Она же при встрече с ним цепенела и замирала, насколько позволяло ее ледяное мертвое сердце. Угодливо наклонив голову и прижавшись к нему, всегда готовая к поцелую, она холодными пальцами неустанно ласкала его, перебирая острыми ноготками жесткие колечки волос на его груди. В такие минуты она вспоминала те давние времена, когда еще была живой, когда пряталась в лесу от назойливых подруг, и ее сердце жило и билось в такт окружающему миру, когда первая любовь потрясла и покорила ее, открыв чудесный мир ласк и поцелуев… И тогда ее холодное сердце начинало колотиться, словно неистовый железный монстр, готовый разрушить все вокруг.
Любовь вампира… что может быть нелепее и в то же время прекраснее и мучительнее. Каково ежеминутно осознавать, что твое сердце никогда не подарит тепла любимому человеку, и ты будешь мучиться, видя, как он умирает, зная при этом, что страдания твои вечны.
И этот постоянный голод. Голод мучительный и нестерпимый, выворачивающий тебя наизнанку, убивающий тебя постепенно, голод, от которого липкий холодный пот пробуждает тебя среди ночи и не хочется жить…
Впрочем, что ей терять. Она уже давно мертва…
Прошлая жизнь иногда мелькала перед ней – тенями и искаженными улыбками, немыми вопросами и горькими упреками. Иногда она даже вспоминала себя, другую – настоящую, человека. Смутные обрывки человеческой памяти – давно позабытая радость, мечты, первая любовь – все это осталось навеки за гранью – гранью, разделяющей жизнь и смерть, настоящее и насильно привитое…
Она тщетно силилась вспомнить эту грань – момент перевоплощения, навсегда отрезавший ее от людского мира. В вековой памяти всплывали города, порты, собрания вампиров, жертвы… опять города…

Как такое случается… в многоликом городе, где сотни улиц, бульваров, проспектов и перекрестков вечерами сплетаются в светящиеся неоном узоры, а ночью лишь кровавая Луна освещает путь одиноким путникам; средь тысяч лиц и судеб, Великая Леди встретила и полюбила одного из многих… одного из тех, кто ничуть не более других был достоин столь великой любви…
Мари, гордость и великая предводительница всех городских вампиров, легендарная воительница и соблазнительница, черная богиня смерти и мудрая наставница сотен вампиров, неутомимая охотница и светская красавица, предмет страсти десятков мужчин, – смущаясь и виновато улыбаясь перед ним – белобрысым парнем с расплывшейся довольной рожей и маленькими хитрыми глазками, таяла лишь от его одного случайного взгляда.
По паспорту ее звали Марией, другие вампиры и вампирицы, зная о ее древности, опыте и мудрости и воочию видя ее неземную красоту, почтительно называли ее Сияющей Мари, а для него она была всего лишь Машкой…
Конечно, он, ослепленный светской жизнью, и не задумывался, с кем проводит очередной вечер, такой же, как и сотни других вечеров.
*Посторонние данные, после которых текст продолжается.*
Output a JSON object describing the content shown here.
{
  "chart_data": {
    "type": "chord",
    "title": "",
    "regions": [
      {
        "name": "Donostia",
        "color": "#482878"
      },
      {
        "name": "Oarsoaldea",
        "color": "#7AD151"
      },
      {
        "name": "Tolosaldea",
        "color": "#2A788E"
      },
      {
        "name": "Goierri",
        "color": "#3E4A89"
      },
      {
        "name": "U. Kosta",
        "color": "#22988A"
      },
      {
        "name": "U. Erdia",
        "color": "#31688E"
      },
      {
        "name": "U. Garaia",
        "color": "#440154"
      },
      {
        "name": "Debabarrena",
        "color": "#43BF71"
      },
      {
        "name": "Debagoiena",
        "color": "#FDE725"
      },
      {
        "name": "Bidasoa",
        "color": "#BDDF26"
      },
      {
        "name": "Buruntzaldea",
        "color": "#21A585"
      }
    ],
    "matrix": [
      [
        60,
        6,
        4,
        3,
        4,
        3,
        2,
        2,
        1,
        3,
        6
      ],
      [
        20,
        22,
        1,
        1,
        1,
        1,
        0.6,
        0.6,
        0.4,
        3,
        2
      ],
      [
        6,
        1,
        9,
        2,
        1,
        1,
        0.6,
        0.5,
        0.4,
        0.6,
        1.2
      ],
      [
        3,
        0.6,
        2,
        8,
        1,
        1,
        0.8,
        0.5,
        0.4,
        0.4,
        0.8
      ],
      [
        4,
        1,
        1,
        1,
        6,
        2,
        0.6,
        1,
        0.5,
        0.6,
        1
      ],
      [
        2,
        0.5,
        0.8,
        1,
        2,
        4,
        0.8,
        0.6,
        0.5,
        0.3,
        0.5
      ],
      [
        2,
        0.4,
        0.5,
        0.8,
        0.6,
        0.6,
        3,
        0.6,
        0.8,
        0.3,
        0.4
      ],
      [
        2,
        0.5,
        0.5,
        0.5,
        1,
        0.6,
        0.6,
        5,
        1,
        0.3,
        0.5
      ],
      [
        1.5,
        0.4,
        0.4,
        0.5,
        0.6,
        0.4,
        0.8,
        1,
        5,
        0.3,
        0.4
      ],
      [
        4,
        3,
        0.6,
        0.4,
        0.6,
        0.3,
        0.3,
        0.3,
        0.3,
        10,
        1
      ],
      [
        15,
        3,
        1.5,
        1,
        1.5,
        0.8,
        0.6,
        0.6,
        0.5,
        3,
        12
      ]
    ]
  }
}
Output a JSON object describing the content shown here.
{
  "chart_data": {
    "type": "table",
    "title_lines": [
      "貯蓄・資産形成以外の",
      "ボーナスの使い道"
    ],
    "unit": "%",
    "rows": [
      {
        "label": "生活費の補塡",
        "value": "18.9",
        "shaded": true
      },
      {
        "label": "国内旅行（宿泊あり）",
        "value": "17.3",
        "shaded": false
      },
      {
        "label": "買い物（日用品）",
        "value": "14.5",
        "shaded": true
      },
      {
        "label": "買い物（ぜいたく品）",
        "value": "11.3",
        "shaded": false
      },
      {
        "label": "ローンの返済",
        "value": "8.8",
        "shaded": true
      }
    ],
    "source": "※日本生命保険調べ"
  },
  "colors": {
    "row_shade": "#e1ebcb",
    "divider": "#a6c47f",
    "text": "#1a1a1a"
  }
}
Он никогда не задумывался ни о любви, ни о каких-либо прочих проблемах – он жил, так как велело ему общество – по неписаным, но всем знакомым правилам.
«Милые» странности своей подруги он воспринимал как дурную блажь – иначе, по его мнению, не могло и быть. Боль, таящуюся в ее темных зрачках, он, скорее всего, не замечал – да он и не знал, что бывает такая боль. Скрытая, изматывающая, постоянно вертящаяся внутри и никогда не оставляющая в покое ни душу, ни разум.
Любовь и частые страдания истощили и измотали ее. Не внимая робким советам других вампиров, она не хотела больше существовать, понимая, что любит одного из тех, чьей кровью она и ей подобные питались веками.
Она перестала встречаться с другими вампирами и пыталась оставить свою прежнюю жизнь. Не так просто оказалось пойти против вековой природы – мгновенно взять и остановить поток людской крови, людской энергии – того священного топлива, что оставляло ее вечно молодой…
Вот уже месяц ее терзал сумасшедший голод. Она перебивалась случайными объедками, донорской консервированной кровью, свиной и даже куриной, но с каждым днем голод был все сильнее… Побелели тонкие руки, прямая сеточка морщин пролегла по некогда гладкому лицу, в глазах меркло магическое сияние. Душа просила энергии, а разум, входя с душой в откровенный диссонанс, пытался затормозить могучий инстинкт жажды – жажды крови. Контролировать себя становилось все сложнее. А он все чаще пропадал.
Теперь каждый день, особенно по утрам наваливалась дрожь и слабость, в глазах плясали серебристые искорки, кружилась голова, а белеющие день ото дня руки с синей сеточкой вен, бессильно опускались в надежде удержать измученное тело от падения.
Он не появлялся уже месяц. Дьявольски длинный срок, когда любишь и ждешь…
И вот он, благословенный звонок. Нет, не в дверь – телефонный. Сердце бьется, как в увядающем кошмаре – быстрей, быстрей.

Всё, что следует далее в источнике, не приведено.